Conversation about outsourcing aside, it isn’t fair to pick one example and generalize to say an entire country’s talent pool is poor.
The US has the best engineering talent pool in the world and you can find dozens of examples at major companies as bad (or worse) than the one you linked.
The FAANG I work for is trying to do just that. But while new grads are indeed a dime a dozen, you can't staff an R&D with only new grads, and finding and retaining skilled seniors is so tough that it has resorted to offering US-based Indians packages with US level comp to entice them to move back for a few years to bootstrap teams.
Yup! I've seen it at a big American cable company too - I was even a part of the initial team responsible for re-shoring, and now I'm seeing them offshoring everything back to (one of the worst) huge Indian outsourcing companies again.
One issue is that in many industries senior leadership just doesn't stick around for long enough. If your CEOs rotate out every 5-10 years then you're basically SOL; the next guy comes in, gets bamboozled by sweet talk of vastly reduced costs of offshoring and BOOM, round you go again!
> In the UK a major retailer, Mark and Spencer got hacked after outsourcing work to India.
Does sound more like correllation than causation. Was there evidence that the Indian devs made the mistakes that led to the hack or was it just the good old 'let's fall back on racism to avoid blame' by management? I still remember the articles where Boeing tried to peg the 737 MAX crashes on Indian engineers who worked for $10 an hour.
Its more about social engineering (this was the case for the m&s hack), if you outsource your work, you have less visibility over the people that work for you and it becomes more of a black box. This leads to worse employee awareness in general.

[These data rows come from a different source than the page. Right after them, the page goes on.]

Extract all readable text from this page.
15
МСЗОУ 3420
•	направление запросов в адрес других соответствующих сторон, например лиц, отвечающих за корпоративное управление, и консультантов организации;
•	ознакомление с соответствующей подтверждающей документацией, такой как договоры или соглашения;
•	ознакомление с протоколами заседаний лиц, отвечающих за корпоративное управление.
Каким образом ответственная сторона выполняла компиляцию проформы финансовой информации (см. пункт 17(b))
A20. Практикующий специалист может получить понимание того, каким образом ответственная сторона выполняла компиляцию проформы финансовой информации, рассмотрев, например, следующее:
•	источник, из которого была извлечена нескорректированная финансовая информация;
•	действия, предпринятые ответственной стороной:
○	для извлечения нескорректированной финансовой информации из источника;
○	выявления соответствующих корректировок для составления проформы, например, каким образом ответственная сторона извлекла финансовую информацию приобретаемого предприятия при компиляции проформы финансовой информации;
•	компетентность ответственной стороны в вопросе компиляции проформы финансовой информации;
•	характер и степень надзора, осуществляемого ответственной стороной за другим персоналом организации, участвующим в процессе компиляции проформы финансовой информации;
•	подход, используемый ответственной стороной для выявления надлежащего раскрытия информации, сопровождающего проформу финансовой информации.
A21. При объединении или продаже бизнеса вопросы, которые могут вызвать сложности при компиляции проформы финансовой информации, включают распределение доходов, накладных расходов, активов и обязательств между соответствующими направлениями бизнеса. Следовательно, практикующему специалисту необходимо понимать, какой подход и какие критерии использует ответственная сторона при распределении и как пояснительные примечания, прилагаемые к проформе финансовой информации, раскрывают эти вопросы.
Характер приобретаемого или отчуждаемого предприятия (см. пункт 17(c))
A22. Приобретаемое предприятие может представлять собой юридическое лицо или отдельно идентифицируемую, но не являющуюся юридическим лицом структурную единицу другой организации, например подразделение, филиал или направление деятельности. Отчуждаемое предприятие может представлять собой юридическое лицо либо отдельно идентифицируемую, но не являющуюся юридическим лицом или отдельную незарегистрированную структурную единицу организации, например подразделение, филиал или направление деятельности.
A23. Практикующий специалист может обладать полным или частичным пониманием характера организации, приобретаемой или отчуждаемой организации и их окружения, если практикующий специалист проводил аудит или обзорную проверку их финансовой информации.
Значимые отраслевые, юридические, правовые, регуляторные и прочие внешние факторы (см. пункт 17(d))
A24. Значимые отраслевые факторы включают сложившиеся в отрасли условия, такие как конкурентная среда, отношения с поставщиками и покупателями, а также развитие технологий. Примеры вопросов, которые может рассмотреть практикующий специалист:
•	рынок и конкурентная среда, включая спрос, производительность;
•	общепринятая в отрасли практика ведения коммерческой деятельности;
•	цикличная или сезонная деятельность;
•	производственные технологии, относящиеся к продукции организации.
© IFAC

> Good talent in India and the Philippines tend to work for FAANG companies, often at very comparable salaries to the west.
As other commenters have pointed out, this is simply bullshit. Good talent in India and the Philippines earn nowhere near US dev salaries. Unless by "very comparable" you mean 1/3 - 1/2.
The remainder of the talent tends to struggle with some of the outsourced work, but with AI they can now give a semblance of competence.
In the UK a major retailer, Mark and Spencer got hacked after outsourcing work to India. They couldn't fulfill orders online for months, and they are now reducing the amount of work they outsource to India.
We will see something similar happen to other companies in a year or two, but until then we just have to tighten our belts and hope we don't get layed off before then.